In a radio interview, Princeton historian Kevin Kruse explained on Wednesday the history and significance of Donald Trump placing blame on "both sides" for violence at a white supremacist and neo-Nazi rally in Charlottesville, Virginia. The "extremists" on "both sides" refrain that Donald Trump focused his remarks around was, he notes, a commonplace cry of those that opposed desegregation and the toppling of Jim Crow laws.
What they meant there were, first of all, African American activists who were calling for compliance with the Supreme Court's decision in Brown vs Board of Education. And on the other hand, they equated those people with racial terrorists like the Ku Klux Klan, who were doing anything they could to stop it. In their eyes, these were both extremists. [...]
What southern politicians would do in this period, and we're talking here about school board members all the way up to governors, is they would insist they were trying to navigate this issue and there were "hotheads" on both sides who needed to be condemned equally.

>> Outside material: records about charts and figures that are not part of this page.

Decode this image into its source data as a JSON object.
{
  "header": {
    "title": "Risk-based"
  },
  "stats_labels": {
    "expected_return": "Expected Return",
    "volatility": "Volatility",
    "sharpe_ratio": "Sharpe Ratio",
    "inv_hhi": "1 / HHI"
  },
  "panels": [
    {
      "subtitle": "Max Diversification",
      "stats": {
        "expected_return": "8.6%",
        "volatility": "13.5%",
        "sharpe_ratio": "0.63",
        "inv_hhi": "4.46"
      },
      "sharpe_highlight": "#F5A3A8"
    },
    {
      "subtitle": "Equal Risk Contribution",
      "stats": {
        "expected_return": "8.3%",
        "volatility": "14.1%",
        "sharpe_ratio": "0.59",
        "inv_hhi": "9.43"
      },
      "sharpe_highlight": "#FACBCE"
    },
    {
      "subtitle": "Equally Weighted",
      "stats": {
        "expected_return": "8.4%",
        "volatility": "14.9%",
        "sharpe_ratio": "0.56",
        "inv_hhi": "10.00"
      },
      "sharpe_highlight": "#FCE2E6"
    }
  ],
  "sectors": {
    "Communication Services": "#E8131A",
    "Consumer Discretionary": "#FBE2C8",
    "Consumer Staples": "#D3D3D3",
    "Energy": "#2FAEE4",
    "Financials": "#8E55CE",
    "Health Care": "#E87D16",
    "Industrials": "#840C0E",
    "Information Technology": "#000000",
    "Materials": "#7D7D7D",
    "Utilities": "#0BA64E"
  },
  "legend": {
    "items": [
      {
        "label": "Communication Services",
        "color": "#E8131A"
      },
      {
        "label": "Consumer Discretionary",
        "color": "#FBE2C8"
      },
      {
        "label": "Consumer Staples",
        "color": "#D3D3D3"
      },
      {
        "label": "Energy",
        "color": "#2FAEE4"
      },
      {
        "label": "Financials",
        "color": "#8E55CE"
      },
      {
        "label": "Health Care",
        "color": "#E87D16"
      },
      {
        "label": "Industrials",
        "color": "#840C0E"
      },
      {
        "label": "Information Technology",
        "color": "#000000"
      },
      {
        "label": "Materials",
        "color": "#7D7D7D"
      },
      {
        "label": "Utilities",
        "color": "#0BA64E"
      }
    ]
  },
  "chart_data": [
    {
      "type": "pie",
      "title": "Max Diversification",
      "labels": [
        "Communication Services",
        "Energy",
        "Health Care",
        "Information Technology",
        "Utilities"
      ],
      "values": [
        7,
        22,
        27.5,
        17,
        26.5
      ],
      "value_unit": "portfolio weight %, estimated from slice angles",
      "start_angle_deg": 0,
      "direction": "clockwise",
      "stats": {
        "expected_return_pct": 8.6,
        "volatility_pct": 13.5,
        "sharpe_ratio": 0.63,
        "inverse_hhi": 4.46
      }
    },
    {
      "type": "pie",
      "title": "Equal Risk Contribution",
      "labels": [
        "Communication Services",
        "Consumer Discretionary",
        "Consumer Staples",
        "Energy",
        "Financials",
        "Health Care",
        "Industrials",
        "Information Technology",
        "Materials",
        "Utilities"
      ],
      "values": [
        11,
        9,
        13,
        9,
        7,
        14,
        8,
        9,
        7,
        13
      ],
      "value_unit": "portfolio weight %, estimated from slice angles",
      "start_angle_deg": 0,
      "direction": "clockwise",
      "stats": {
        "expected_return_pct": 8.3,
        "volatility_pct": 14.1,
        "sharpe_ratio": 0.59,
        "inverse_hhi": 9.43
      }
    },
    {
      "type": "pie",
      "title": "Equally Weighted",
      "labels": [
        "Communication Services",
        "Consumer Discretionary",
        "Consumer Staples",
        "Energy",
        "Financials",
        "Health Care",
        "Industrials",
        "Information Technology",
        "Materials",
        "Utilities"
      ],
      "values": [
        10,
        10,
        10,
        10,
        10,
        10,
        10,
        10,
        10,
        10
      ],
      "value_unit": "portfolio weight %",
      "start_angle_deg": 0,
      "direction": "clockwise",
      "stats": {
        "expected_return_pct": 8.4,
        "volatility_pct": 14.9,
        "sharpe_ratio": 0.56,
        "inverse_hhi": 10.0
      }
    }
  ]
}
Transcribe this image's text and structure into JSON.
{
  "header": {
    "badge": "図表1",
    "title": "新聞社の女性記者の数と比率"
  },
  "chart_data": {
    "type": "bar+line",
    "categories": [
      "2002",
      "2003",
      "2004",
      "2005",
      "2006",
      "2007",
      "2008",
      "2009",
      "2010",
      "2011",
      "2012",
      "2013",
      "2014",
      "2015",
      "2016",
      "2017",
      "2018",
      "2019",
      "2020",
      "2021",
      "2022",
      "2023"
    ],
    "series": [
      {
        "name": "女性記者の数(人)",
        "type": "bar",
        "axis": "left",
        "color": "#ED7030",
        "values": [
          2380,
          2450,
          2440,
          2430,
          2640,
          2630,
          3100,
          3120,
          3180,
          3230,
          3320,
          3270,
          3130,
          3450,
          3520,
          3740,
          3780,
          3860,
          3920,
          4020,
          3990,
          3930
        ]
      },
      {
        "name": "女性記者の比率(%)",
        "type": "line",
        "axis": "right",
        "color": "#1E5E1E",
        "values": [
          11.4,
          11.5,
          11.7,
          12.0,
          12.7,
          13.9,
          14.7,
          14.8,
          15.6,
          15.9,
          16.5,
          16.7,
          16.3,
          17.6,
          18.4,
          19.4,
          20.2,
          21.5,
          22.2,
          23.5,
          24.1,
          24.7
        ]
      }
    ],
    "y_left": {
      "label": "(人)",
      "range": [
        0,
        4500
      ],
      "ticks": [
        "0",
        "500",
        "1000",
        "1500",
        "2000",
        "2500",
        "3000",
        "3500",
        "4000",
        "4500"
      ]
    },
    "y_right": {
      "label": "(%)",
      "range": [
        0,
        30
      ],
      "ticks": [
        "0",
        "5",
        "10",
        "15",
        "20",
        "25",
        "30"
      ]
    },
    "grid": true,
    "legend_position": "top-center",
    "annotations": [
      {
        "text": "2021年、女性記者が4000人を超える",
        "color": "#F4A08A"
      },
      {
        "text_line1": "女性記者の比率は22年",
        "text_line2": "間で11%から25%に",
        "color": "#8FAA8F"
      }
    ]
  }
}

And again, they would point to the Ku Klux Klan or the more respectable racists of the White Citizens Councils, in some cases, but then always single out the NAACP as the real enemy here. We have to remember this was an era in which the NAACP was actually outlawed, in Alabama, as a threat to public safety.
In a Twitter thread, Kruse shared news articles of the time in which figures from Huey Long to Eisenhower himself decried the "extremists" on both sides.
Kruse also had little sympathy for Trump's notion that taking down statues of Confederate military leaders would be a slippery path toward taking down similar monuments to George Washington or Thomas Jefferson:
I don't know of major campaigns to take down Washington or Jefferson, but I think you would find most historians don't buy that equivalency. Yes, Washington owned slaves but that's not why we praise him. We praise him despite that. We praise him for founding the nation. Lee and these other Confederates committed armed treason against that nation. So I think there's quite a difference there.
Kruse is far from the only historian to note the similarities in Trump's rhetoric to that of past civil rights opponents—and the differences between them.
Civil rights advocates leading [the desegregation] charge, including Martin Luther King Jr., and the NAACP, were branded “outside agitators” at the same time that “people in the KKK or in the segregated South engaged in extremist behaviors that cost the lives of people who were simply trying to assert their constitutional and legal rights,” said Theodore M. Shaw, director of the Center for Civil Rights at the University of North Carolina at Chapel Hill.
Shaw added in an email segregationists at the time were not “compelled to argue moral equivalency with those arguing for civil rights. They were openly and unapologetically racist, and they felt no need to defensively argue morality on their part.
“It is only now, when racism is widely considered to be immoral, that racists argue moral equivalency in opposition to civil rights advocates.”
It is not likely that Donald Trump is a bright enough man to even notice that he has willingly repeated the precise arguments used by past southern racists in past attempts to block the civil rights of non-white Americans. It has become evident, since his speech, that he cribbed the majority of his “both sides” talking points from either his own advisers or, most identifiably, from Fox News programs.
What that says about Fox News is probably another point worth pondering.